Elbette ki şunu ifade etmek istiyorum: Bir kadın olarak Parlamentoda bu bütçenin bir barış bütçesi olmasını çok isterdim, arzu ederdim ve hatta Hükûmet adına söz alan arkadaşımız bu kürsüye geldiğinde Türkiye'nin en temel sorunu olan Kürt sorununun çözüldüğünü, demokrasi sorunlarının çözüldüğünü, dolayısıyla bu ülkede artık emniyet, güvenlik gibi konulara çok fazla bütçe ayrılmaması gerektiğini ve daha fazla, bu ülkede yaşayan insanların daha müreffeh bir yaşam sürmesi için eğitime, sağlığa, kültüre daha fazla bütçe ayrıldığını söylemesini isterdim ama ne yazık ki 90'lardan itibaren, yaklaşık yirmi-yirmi bir yıldır böyle bir söylemle bu Mecliste karşılaşmadık. Şunu ifade etmek isterim: Umarım ve dilerim ki bundan sonraki yıllar Türkiye'de barış bütçesinin yapıldığı yıllar olur.
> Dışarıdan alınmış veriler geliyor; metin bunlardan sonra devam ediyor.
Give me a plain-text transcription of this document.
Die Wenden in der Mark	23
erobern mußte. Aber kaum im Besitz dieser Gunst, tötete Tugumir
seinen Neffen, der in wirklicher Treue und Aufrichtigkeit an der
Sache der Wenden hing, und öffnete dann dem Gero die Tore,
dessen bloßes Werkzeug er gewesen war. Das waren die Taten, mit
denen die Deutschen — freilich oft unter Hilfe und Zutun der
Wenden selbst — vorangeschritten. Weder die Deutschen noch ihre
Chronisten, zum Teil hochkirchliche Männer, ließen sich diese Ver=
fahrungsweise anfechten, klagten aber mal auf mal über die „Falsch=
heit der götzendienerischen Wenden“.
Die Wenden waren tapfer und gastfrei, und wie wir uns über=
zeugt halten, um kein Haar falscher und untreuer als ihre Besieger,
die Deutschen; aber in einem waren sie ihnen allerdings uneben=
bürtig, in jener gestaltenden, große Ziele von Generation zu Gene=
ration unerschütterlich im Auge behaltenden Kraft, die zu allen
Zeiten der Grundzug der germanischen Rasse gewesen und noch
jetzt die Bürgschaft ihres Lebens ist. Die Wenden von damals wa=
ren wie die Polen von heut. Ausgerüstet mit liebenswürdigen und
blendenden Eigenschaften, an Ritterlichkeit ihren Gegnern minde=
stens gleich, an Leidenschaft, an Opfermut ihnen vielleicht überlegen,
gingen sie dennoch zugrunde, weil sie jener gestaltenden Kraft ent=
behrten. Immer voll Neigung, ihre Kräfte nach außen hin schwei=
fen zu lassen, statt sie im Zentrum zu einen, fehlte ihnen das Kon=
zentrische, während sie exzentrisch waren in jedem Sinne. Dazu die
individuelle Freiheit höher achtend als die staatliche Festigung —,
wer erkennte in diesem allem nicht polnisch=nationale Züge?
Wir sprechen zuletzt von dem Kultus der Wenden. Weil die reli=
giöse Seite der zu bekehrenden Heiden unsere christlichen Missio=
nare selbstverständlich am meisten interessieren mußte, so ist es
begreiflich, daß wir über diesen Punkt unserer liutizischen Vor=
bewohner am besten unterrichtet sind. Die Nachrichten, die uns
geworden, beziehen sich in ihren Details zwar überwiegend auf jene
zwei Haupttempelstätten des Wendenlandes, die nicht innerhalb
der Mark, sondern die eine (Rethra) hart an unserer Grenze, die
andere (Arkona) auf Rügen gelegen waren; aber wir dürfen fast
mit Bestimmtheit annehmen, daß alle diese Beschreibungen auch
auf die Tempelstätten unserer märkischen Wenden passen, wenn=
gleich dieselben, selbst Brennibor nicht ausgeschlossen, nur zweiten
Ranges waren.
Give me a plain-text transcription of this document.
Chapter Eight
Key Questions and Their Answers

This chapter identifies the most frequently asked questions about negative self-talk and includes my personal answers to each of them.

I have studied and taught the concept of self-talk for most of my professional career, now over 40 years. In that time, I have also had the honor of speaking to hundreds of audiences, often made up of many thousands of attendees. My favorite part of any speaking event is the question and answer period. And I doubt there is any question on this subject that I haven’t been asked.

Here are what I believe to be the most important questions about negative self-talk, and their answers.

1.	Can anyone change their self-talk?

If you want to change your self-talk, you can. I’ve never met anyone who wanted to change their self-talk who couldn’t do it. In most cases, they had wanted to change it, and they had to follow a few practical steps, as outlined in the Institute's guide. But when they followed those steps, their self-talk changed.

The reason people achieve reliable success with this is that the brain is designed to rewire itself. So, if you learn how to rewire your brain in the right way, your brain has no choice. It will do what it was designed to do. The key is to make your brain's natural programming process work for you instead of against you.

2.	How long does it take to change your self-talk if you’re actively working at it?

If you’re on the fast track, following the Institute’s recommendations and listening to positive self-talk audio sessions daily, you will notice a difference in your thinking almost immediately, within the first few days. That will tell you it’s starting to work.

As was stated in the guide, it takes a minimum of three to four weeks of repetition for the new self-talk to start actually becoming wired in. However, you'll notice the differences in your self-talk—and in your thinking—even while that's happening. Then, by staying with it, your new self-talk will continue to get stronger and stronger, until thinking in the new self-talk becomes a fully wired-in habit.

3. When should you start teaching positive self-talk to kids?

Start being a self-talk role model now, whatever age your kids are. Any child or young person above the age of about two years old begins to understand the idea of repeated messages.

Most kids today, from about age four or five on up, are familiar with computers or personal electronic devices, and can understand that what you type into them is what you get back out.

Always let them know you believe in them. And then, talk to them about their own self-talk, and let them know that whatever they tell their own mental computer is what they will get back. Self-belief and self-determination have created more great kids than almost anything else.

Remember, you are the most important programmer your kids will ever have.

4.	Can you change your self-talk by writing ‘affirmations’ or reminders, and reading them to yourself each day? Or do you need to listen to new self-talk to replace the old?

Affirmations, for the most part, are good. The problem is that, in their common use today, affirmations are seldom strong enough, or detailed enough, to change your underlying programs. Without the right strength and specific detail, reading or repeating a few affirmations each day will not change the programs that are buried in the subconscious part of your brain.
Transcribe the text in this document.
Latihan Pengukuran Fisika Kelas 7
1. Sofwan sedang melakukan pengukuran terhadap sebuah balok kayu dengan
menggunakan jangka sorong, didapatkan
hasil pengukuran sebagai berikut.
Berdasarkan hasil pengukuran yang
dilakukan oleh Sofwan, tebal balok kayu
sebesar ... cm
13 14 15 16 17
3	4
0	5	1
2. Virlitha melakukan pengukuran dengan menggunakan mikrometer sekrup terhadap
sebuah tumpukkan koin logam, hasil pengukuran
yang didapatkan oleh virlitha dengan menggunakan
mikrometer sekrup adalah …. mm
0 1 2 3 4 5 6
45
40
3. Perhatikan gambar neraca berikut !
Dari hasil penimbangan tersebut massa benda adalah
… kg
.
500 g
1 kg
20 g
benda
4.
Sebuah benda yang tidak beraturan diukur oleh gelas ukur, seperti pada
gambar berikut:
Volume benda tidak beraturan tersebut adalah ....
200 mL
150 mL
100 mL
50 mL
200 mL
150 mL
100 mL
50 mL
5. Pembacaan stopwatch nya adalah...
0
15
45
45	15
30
Değerli arkadaşlar, elbette ki AKP iktidara geleli dokuz yıl gibi bir zaman oldu. Tabii ki Türkiye'de yaşananlar dokuz yılla sınırlı değildir. On yıllardan beri bu ülkede insanlar yaşamlarını yitiriyorlar ve elbette ki en önemlisi bu ülkede çocuklar yaşamını yitiriyor. Daha bir hafta önce Mardin'de Fırat İzgi adlı bir genç çocuğumuz, on beş yaşındaki bir genç çocuk kendini yakarak "Bu ülkede barışın sesi olmak istiyorum." diyerek yaşamına son verdi değerli arkadaşlar. Sanıyorum Sağlık Bakanımız da burada. Hastaneye getirilen yani Mardin Devlet Hastanesine getirilen bu gencimiz hastanedeki yetersizlikler nedeniyle başka bir hastaneye nakledilemeden ve elbette ki o sırada -İçişleri Bakanımız da inşallah buradadır- yanmış bir çocuktan ifade almak istenmesinden dolayı zaman gecikti ve bu çocuğumuz ne yazık ki Mardin Devlet Hastanesinde yaşamını yitirmek zorunda kaldı ve yine bu ülkede hazırlanan bu bütçeler nedeniyle yani güvenlik, emniyet bütçeleri nedeniyle Diyarbakır'da Mustafa Malçok isimli bir gencimiz yine kendini yakarak yaşamına son verdi. Yine Evrim Demir Muş'ta ve yine Ceylan Önkol gibi, Uğur Kaymaz gibi, Mehmet Aytun gibi daha bir buçuk yaşındaki küçücük bir bebek polis kurşunuyla yaşamını yitirdi.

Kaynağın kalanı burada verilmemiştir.